Trump took his pre-publication shot at Hill because he naturally assumed her book, like a shelf-full of others by former staffers, would be all about him. But for Hill, the ex-president is just the symptom of a deeper, chronic dysfunction.There is plenty here about the craziness of life in the Trump administration and Hill has a knack for capturing the absurdities of the court of King Donald. She describes the scramble to get his attention (he had no idea who she was and on one occasion mistook her for a secretary), the relentless bullying (she was called the “Russia bitch” by her “colleagues”), and the universal fear the president would turn against them.
While other Trump-era memoirs have focused almost solely on the carnival, Hill’s scope pans out to the wounded country that put him in office, and then wider still, across the Atlantic to Britain and then across Europe to Russia.
What they all had in common is rapid, catastrophic deindustrialisation.
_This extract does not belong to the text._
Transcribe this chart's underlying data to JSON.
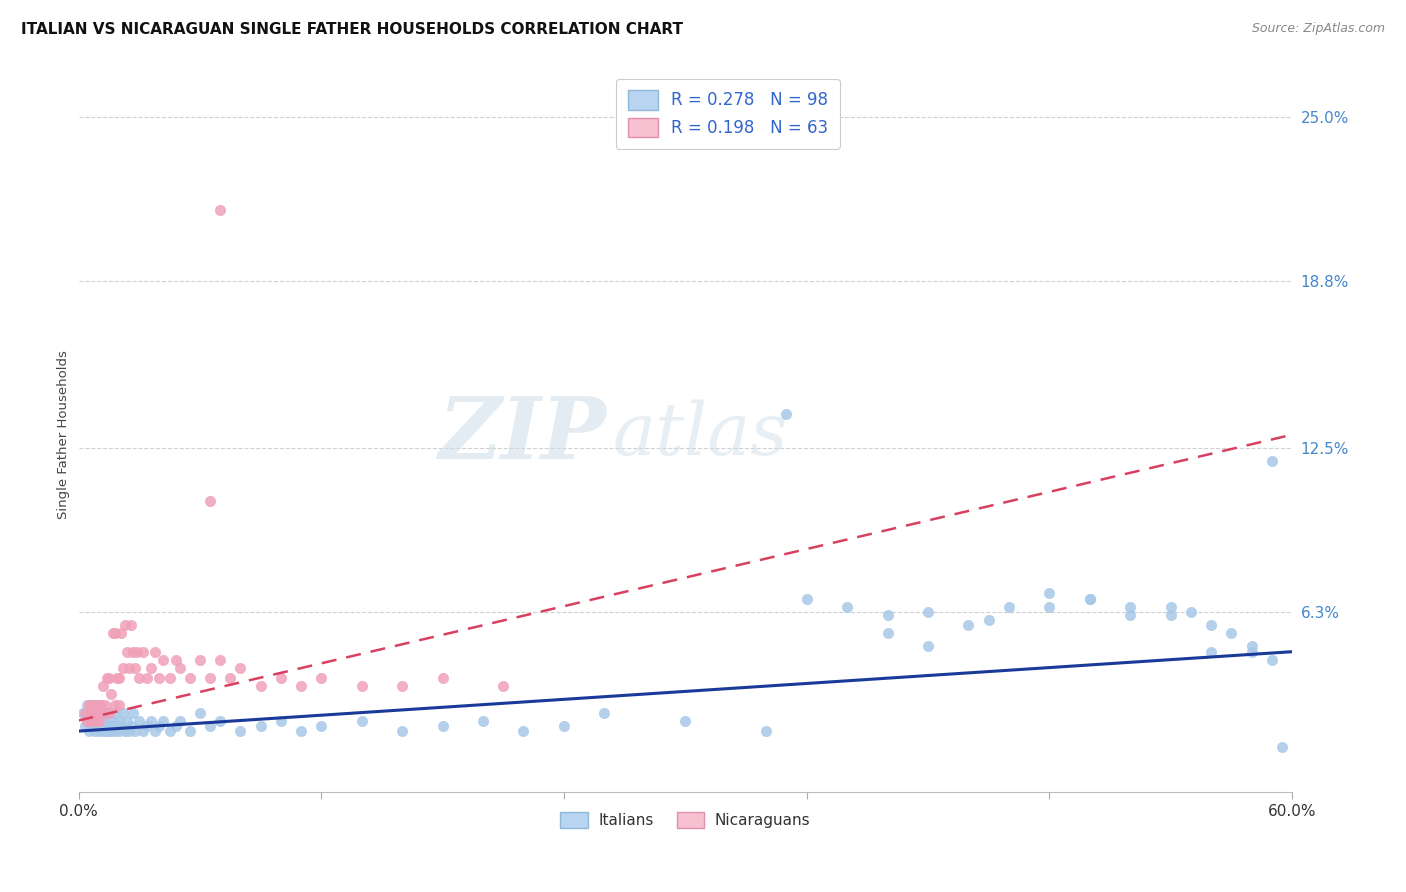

In Russia, that came about through the chaotic collapse of the Soviet Union. In the US and the UK, it was inflicted by the political leadership and their economist gurus.
“Margaret Thatcher and Ronald Reagan helped to drive the nail into the coffin of twentieth-century industry while ensuring that those trapped inside the casket would find it practically impossible to pry the lid off,” Hill notes. Those buried alive, in that memorable metaphor, lost their sense of community and self. Being a miner was more than a job to Alf Hill and his contemporaries, it was an identity.
That is where political populism comes in, offering to fill the hole with comforting illusions. Hill points out that 61% of voters in Bishop Auckland chose Brexit even though it meant cutting off EU structural funds vital to its attempts at regeneration. It is also why American rust belt voters convinced themselves that Trump understood them.
It is an analysis that has been laid out by others before, but what makes it particularly compelling here is that it is intertwined with a unique life story of a working-class English woman who ended up sitting across from, and cooly observing, the preening “strongmen” of our age.
Where Hill is most provocative is in her warnings that having centuries of democratic experience will not necessarily protect us from Russia’s fate. “Russia is America’s Ghost of Christmas Future”, she argues, a harbinger of things to come if we can’t adjust and heal our political polarisation.” What if the next Trump is “less personally insecure and more capable”? And what if the next insurrectionary mob that invades the US Capitol is better prepared, Hill asks in this fascinating book. The answer? “They might just manage to hold it.”